Österreichs Klimastreit eskaliert im Nationalrat

Die EU-Klimaziele 2040 spalten Österreichs Politik. Im Nationalrat lieferten sich Regierung und Opposition am Mittwoch ein hitziges Wortgefecht über die Zukunft der heimischen Klimapolitik.
Der Auslöser: Die EU-Umweltminister konnten sich Mitte September nicht auf eine gemeinsame Position einigen. Statt einer qualifizierten Mehrheit entscheiden nun die Staats- und Regierungschefs – einstimmig. Das gibt jedem Land ein Veto-Recht.
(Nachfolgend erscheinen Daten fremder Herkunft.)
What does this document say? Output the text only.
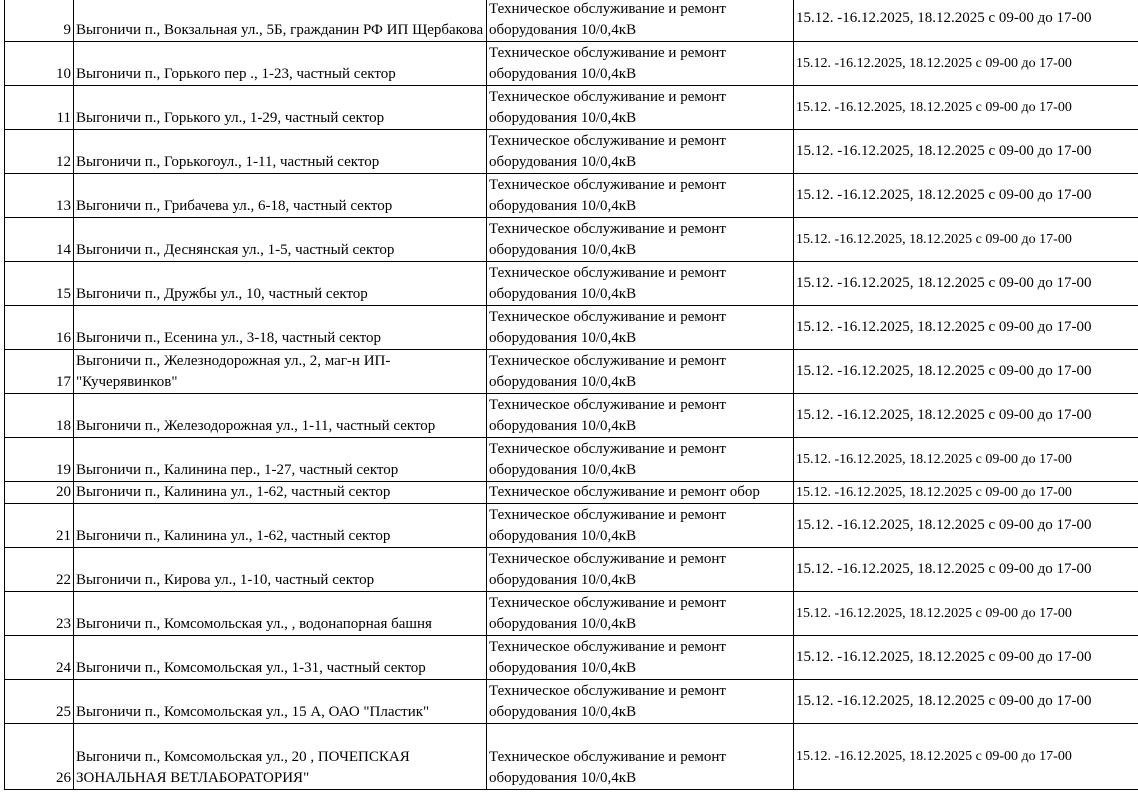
9	Выгоничи п., Вокзальная ул., 5Б, гражданин РФ ИП Щербакова	Техническое обслуживание и ремонт
оборудования 10/0,4кВ	15.12. -16.12.2025, 18.12.2025 с 09-00 до 17-00
10	Выгоничи п., Горького пер ., 1-23, частный сектор	Техническое обслуживание и ремонт
оборудования 10/0,4кВ	15.12. -16.12.2025, 18.12.2025 с 09-00 до 17-00
11	Выгоничи п., Горького ул., 1-29, частный сектор	Техническое обслуживание и ремонт
оборудования 10/0,4кВ	15.12. -16.12.2025, 18.12.2025 с 09-00 до 17-00
12	Выгоничи п., Горькогоул., 1-11, частный сектор	Техническое обслуживание и ремонт
оборудования 10/0,4кВ	15.12. -16.12.2025, 18.12.2025 с 09-00 до 17-00
13	Выгоничи п., Грибачева ул., 6-18, частный сектор	Техническое обслуживание и ремонт
оборудования 10/0,4кВ	15.12. -16.12.2025, 18.12.2025 с 09-00 до 17-00
14	Выгоничи п., Деснянская ул., 1-5, частный сектор	Техническое обслуживание и ремонт
оборудования 10/0,4кВ	15.12. -16.12.2025, 18.12.2025 с 09-00 до 17-00
15	Выгоничи п., Дружбы ул., 10, частный сектор	Техническое обслуживание и ремонт
оборудования 10/0,4кВ	15.12. -16.12.2025, 18.12.2025 с 09-00 до 17-00
16	Выгоничи п., Есенина ул., 3-18, частный сектор	Техническое обслуживание и ремонт
оборудования 10/0,4кВ	15.12. -16.12.2025, 18.12.2025 с 09-00 до 17-00
17	Выгоничи п., Железнодорожная ул., 2, маг-н ИП-"Кучерявинков"	Техническое обслуживание и ремонт
оборудования 10/0,4кВ	15.12. -16.12.2025, 18.12.2025 с 09-00 до 17-00
18	Выгоничи п., Железодорожная ул., 1-11, частный сектор	Техническое обслуживание и ремонт
оборудования 10/0,4кВ	15.12. -16.12.2025, 18.12.2025 с 09-00 до 17-00
19	Выгоничи п., Калинина пер., 1-27, частный сектор	Техническое обслуживание и ремонт
оборудования 10/0,4кВ	15.12. -16.12.2025, 18.12.2025 с 09-00 до 17-00
20	Выгоничи п., Калинина ул., 1-62, частный сектор	Техническое обслуживание и ремонт обор	15.12. -16.12.2025, 18.12.2025 с 09-00 до 17-00
21	Выгоничи п., Калинина ул., 1-62, частный сектор	Техническое обслуживание и ремонт
оборудования 10/0,4кВ	15.12. -16.12.2025, 18.12.2025 с 09-00 до 17-00
22	Выгоничи п., Кирова ул., 1-10, частный сектор	Техническое обслуживание и ремонт
оборудования 10/0,4кВ	15.12. -16.12.2025, 18.12.2025 с 09-00 до 17-00
23	Выгоничи п., Комсомольская ул., , водонапорная башня	Техническое обслуживание и ремонт
оборудования 10/0,4кВ	15.12. -16.12.2025, 18.12.2025 с 09-00 до 17-00
24	Выгоничи п., Комсомольская ул., 1-31, частный сектор	Техническое обслуживание и ремонт
оборудования 10/0,4кВ	15.12. -16.12.2025, 18.12.2025 с 09-00 до 17-00
25	Выгоничи п., Комсомольская ул., 15 А, ОАО "Пластик"	Техническое обслуживание и ремонт
оборудования 10/0,4кВ	15.12. -16.12.2025, 18.12.2025 с 09-00 до 17-00
26	Выгоничи п., Комсомольская ул., 20 , ПОЧЕПСКАЯ ЗОНАЛЬНАЯ ВЕТЛАБОРАТОРИЯ"	Техническое обслуживание и ремонт
оборудования 10/0,4кВ	15.12. -16.12.2025, 18.12.2025 с 09-00 до 17-00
Die Grünen sehen darin einen Verrat am Klimaschutz. "Die Bundesregierung liefert damit den Klimaschutz Viktor Orbán aus. Das ist fahrlässig", wetterte die ehemalige Klimaministerin Leonore Gewessler gegen die aktuelle Regierung.
Grüne: "Taschenspielertrick gefährdet Klimaziele"
Gewessler attackierte besonders die SPÖ scharf. Die Sozialdemokraten würden sich "aus der Verantwortung stehlen" und tatenlos zusehen, wie die ÖVP den Beschluss verschleppe.
Der Vorwurf: Die Verlagerung der Entscheidung sei ein "Taschenspielertrick". Statt einer Mehrheitsentscheidung könne nun jedes klimapolitisch zögerliche Land die ambitionierten Pläne blockieren.
Das EU-Ziel sieht vor, die Treibhausgase bis 2040 um 90 Prozent gegenüber 1990 zu senken. Für Österreich würde das eine massive Transformation bedeuten.
ÖVP kontert: "Klimaschutz ohne Wirtschafts-Kahlschlag"
Staatssekretär Alexander Pröll (ÖVP) wies die Kritik zurück. Man wolle "ambitionierte Klimaziele mit einem starken Standort kombinieren". Niemand könne wollen, dass Arbeitsplätze abgebaut und Unternehmen abwandern.
Seine Position: Das Klimaziel betreffe viele Gesellschaftsbereiche und müsse gründlich verhandelt werden. "Klimaschutz ja, aber ohne Selbstgeißelung für den Standort Europa."
Die SPÖ-Abgeordnete Julia Elisabeth Herr bekräftigte, ihre Partei setze sich für "mutige Klimaziele" ein. Die Regierung werde die 90-Prozent-Reduktion mittragen.
Opposition gespalten zwischen Ablehnung und Kritik
FPÖ-Position: EU-Klimapolitik ist "irrwitzig" und führt zum "Untergang der Industrie". Der Europaabgeordnete Roman Haider hofft auf Politiker wie Orbán, die diesen "Irrsinn" stoppen.
NEOS-Haltung: Klares Bekenntnis zu Klimazielen, aber Kritik an den Grünen. Michael Bernhard warf Gewessler "reinen Populismus" vor – schließlich verfehle Österreich unter ihrer Führung die eigenen Klimaziele.
Wirtschaft warnt vor "Gold Plating"
Die Industrie schlägt Alarm. Wirtschaftskammer und Industriellenvereinigung warnen vor "realitätsferner Symbolpolitik", die Unternehmen zur Abwanderung treibe.
Besondere Sorge: Österreichs nationales Ziel, bereits 2040 klimaneutral zu sein – zehn Jahre vor der EU. Die Industrie sieht darin "massives Gold Plating" ohne nennenswerten Klimanutzen.
Umweltorganisationen wie Greenpeace kritisieren dagegen den EU-Vorschlag als unzureichend und durch "Hintertüren" aufgeweicht.
Entscheidung vertagt – Unsicherheit bleibt
Die finale Entscheidung fällt Ende Oktober beim EU-Gipfel. Bis dahin bleiben die Fronten verhärtet und Österreichs Position unklar.
Was auf dem Spiel steht: Eine Koalition der Willigen für ambitionierte Klimaziele – oder die Abschwächung der europäischen Klimapolitik durch wirtschaftliche Bedenken und das Einstimmigkeitsprinzip.
Für Wirtschaft und Gesellschaft bedeutet das weitere Wochen der Unsicherheit. Die Debatte zeigt: Der Weg zur Klimaneutralität ist vor allem eine zutiefst politische Herausforderung.